Of course, it is not a perfect poem.  What work of art has achieved uncontested perfection?  There are some minor plot inconsistencies, tiresome speeches, and wearisome asides where the gods squabble with each other.

But these defects hardly matter.  We are swept up in the majesty and grandeur of the diction, the flow of the narrative, and the clashing battles that are so realistic that we actually feel we are part of the action.  Beaten bronzed shields, layered with ox-hide and horn, crash into each other; arrows fly here and there, and find their marks among the melee; and swords cleave through helmets.

The gods take one side or another, and at various points in the story, intervene in the fighting.  The poem is a product of a society still feeling its way cautiously towards the refinements of civilization.  It was a violent age, an age where every man had to be his own judge and jury, and where little counted beyond strength and cunning.

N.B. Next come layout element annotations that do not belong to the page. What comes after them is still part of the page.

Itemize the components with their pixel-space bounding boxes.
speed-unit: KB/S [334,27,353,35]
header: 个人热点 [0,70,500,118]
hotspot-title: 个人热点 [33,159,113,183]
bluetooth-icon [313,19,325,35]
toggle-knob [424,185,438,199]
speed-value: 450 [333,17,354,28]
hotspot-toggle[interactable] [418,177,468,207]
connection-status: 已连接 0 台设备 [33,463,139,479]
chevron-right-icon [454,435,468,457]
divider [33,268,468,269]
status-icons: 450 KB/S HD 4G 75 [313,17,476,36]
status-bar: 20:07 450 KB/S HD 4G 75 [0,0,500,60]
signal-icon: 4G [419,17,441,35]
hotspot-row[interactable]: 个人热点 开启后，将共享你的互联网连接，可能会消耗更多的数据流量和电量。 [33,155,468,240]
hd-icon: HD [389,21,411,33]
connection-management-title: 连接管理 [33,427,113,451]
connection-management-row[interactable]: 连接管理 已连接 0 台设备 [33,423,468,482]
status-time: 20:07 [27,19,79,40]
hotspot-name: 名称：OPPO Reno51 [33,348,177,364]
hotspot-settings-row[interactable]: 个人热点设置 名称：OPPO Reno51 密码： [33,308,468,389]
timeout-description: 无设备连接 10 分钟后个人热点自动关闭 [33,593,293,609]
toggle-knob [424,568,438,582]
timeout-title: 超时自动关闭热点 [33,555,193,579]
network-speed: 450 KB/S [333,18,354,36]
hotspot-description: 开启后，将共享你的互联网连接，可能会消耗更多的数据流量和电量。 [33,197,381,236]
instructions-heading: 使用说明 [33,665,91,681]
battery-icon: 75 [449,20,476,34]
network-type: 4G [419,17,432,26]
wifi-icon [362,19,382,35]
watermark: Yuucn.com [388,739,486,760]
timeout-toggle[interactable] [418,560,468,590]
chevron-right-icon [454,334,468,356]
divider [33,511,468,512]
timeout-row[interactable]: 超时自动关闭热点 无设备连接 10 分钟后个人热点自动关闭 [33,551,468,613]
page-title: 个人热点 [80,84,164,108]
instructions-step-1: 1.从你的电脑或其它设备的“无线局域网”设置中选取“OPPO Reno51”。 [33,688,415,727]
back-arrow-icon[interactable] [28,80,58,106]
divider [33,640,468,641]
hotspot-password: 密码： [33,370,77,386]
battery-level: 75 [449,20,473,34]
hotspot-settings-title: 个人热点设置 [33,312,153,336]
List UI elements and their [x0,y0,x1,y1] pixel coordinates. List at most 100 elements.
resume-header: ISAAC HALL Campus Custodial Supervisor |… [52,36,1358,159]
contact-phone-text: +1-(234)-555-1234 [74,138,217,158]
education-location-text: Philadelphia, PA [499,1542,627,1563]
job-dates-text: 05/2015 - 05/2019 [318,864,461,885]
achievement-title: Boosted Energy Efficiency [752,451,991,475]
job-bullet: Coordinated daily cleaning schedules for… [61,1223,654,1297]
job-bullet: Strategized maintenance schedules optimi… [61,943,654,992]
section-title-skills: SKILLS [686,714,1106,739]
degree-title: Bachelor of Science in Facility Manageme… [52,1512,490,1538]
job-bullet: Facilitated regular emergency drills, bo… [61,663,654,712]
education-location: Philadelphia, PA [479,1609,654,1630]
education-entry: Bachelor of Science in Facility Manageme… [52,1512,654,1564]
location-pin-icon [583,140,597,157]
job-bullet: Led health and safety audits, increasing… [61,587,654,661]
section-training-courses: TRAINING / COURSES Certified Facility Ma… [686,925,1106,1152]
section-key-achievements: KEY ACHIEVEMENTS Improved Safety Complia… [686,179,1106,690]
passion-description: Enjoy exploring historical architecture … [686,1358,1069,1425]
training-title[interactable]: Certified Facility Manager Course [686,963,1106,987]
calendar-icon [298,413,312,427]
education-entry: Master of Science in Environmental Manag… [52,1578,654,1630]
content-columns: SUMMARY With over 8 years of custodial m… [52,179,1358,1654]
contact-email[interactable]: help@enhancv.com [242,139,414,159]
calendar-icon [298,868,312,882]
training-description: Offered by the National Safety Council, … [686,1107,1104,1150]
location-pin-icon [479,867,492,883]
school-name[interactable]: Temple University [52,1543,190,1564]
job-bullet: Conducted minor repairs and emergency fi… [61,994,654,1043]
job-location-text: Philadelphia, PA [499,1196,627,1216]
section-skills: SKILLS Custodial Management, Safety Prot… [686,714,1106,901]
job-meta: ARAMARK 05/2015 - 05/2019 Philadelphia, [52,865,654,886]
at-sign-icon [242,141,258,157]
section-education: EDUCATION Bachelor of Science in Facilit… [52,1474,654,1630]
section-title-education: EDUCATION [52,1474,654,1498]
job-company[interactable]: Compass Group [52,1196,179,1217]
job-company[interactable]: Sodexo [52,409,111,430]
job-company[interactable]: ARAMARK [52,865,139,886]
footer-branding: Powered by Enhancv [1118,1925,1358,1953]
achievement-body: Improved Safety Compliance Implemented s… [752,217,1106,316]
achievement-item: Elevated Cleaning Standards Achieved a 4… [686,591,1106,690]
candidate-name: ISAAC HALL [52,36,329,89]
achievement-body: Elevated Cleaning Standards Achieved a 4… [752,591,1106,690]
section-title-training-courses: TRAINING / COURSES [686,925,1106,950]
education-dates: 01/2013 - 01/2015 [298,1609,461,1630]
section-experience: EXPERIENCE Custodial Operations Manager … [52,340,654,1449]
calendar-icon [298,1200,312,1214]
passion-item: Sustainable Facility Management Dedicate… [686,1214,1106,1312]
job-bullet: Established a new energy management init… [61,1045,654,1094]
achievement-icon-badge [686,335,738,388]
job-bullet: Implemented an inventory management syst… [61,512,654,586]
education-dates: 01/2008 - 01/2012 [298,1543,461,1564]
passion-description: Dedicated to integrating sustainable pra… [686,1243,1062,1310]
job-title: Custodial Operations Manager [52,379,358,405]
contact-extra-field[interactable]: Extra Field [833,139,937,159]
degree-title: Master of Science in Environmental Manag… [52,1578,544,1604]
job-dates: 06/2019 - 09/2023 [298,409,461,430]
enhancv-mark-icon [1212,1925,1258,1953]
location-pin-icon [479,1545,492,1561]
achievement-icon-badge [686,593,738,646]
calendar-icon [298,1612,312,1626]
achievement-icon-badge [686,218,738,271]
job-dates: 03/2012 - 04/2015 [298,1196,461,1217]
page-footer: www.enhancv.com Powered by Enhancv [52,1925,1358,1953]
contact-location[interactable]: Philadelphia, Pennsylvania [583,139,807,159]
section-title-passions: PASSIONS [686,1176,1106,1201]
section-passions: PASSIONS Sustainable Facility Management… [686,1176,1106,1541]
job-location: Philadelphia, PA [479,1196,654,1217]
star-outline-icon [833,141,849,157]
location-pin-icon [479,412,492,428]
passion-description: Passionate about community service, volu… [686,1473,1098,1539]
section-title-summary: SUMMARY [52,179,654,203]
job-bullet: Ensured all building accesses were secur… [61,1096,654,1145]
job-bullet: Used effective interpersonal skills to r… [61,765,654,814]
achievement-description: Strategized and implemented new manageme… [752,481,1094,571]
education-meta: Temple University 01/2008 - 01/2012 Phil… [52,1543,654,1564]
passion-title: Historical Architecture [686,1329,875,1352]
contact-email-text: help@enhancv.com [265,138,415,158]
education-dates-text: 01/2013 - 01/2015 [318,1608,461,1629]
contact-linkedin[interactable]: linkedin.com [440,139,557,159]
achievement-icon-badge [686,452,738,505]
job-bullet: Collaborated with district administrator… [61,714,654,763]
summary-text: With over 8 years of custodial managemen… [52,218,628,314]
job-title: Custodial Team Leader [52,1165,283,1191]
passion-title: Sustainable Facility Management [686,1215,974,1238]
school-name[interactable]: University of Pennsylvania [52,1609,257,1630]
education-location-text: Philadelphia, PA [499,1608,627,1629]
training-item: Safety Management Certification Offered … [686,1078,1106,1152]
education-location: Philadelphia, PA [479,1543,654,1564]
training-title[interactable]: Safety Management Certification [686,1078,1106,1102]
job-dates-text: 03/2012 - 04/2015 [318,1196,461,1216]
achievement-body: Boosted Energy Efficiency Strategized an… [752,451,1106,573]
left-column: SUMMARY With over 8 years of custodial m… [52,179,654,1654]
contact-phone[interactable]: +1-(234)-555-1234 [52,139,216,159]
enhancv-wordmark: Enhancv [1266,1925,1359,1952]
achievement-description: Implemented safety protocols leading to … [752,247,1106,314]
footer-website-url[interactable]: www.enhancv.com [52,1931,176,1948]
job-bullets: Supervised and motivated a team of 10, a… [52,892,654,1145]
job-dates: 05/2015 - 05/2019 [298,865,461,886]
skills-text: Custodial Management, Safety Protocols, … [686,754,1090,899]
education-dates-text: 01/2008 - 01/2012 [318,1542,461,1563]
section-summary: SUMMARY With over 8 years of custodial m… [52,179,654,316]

This is an incredible poem, an unforgettable listening experience.  Mitchell’s translation does what it sets out to do, which is to carry us along with contemporary English, and none of the “thee” and “thou” archaisms that we find so off-putting.  We remember the vivid metaphors and similes, which come through even in the fog of translation, and the hair-raising battle sequences both fascinate and repel.

All in all, this is a fine introduction to one of the most majestic and bloody monuments of world literature.  A basic understanding of this work is necessary for anyone who aspires to call himself a man of letters.  It is, with the Odyssey, so much a part of Greek history and culture as to be nearly the roots from which all else grew.